12. Children's Privacy
Our Website is not intended for children under the age of 18. We do not knowingly collect, use, or disclose personal data from anyone under 18 years of age. Online gambling is restricted to adults aged 18 and over under Irish law and the regulations of the Gambling Regulatory Authority of Ireland (GRAI).
If we become aware that we have inadvertently collected personal data from a child under 18, we will take immediate steps to delete that data from our systems. If you believe that a child under 18 has provided personal data to us, please contact us immediately at [email protected].
13. International Data Transfers
Your personal data may be transferred to and processed in countries outside Ireland and the European Economic Area (EEA), particularly in connection with third-party services such as analytics and hosting.

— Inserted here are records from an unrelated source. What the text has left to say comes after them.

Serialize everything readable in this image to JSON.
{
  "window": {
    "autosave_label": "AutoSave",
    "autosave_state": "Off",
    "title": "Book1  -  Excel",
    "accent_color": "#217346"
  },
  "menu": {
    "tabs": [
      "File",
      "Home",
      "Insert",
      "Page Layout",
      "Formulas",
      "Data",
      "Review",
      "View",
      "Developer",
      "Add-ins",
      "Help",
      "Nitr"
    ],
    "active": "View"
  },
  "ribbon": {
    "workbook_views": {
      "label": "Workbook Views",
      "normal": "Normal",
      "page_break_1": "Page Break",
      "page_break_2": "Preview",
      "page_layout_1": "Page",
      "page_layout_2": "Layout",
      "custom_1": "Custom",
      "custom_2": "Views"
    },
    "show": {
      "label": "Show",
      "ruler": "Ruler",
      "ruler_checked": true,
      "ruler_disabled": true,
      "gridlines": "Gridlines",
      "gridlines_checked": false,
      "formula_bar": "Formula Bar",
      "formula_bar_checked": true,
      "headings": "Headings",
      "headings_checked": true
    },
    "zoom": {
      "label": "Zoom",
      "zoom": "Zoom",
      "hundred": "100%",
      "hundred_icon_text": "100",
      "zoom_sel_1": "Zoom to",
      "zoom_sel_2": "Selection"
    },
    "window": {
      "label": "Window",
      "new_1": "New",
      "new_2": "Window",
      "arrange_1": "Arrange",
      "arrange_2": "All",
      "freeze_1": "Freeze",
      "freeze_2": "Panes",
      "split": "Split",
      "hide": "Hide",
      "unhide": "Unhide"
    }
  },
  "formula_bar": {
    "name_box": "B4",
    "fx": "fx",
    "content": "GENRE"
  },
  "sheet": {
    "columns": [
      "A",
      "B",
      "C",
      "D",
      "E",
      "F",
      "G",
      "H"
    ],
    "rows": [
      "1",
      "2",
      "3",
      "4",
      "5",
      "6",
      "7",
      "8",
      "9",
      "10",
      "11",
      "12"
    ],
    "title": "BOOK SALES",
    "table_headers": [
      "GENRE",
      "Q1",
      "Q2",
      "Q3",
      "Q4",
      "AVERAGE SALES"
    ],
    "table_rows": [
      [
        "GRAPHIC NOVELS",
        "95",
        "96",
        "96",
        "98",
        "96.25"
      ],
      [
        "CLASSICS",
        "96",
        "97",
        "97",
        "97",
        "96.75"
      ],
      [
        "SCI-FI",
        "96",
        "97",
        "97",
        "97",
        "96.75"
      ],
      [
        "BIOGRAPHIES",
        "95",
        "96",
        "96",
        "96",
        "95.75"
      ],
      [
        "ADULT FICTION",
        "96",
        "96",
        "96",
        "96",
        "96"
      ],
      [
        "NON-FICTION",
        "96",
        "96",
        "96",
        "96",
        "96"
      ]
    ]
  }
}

Where such transfers occur, we ensure that appropriate safeguards are in place to protect your data in accordance with the GDPR, including:
- Transfers to countries recognised by the European Commission as providing an adequate level of data protection (adequacy decisions)
- Standard Contractual Clauses (SCCs) approved by the European Commission
- Other appropriate safeguards as required by applicable law
14. Changes to This Policy
We may update this Privacy Policy from time to time to reflect changes in our practices, technologies, legal requirements, or other factors. When we make changes, we will update the "Last Updated" date at the top of this page.
We encourage you to review this Privacy Policy periodically to stay informed about how we protect your data. Material changes will be communicated through a notice on our Website. Your continued use of the Website after any changes constitutes your acceptance of the updated Privacy Policy.
15. Contact for Data Requests
For all privacy-related enquiries, data subject access requests, or complaints about our data processing practices, please contact us:
Data Protection Contact
IrelandRoots.com
Email: [email protected]
Supervisory Authority
Data Protection Commission (DPC)
21 Fitzwilliam Square South, Dublin 2, D02 RD28
Website: www.dataprotection.ie
Phone: +353 (0)1 765 0100 / 1800 437 737
We are committed to resolving any concerns you may have about our processing of your personal data. If you are not satisfied with our response to your enquiry or complaint, you have the right to lodge a complaint with the Data Protection Commission.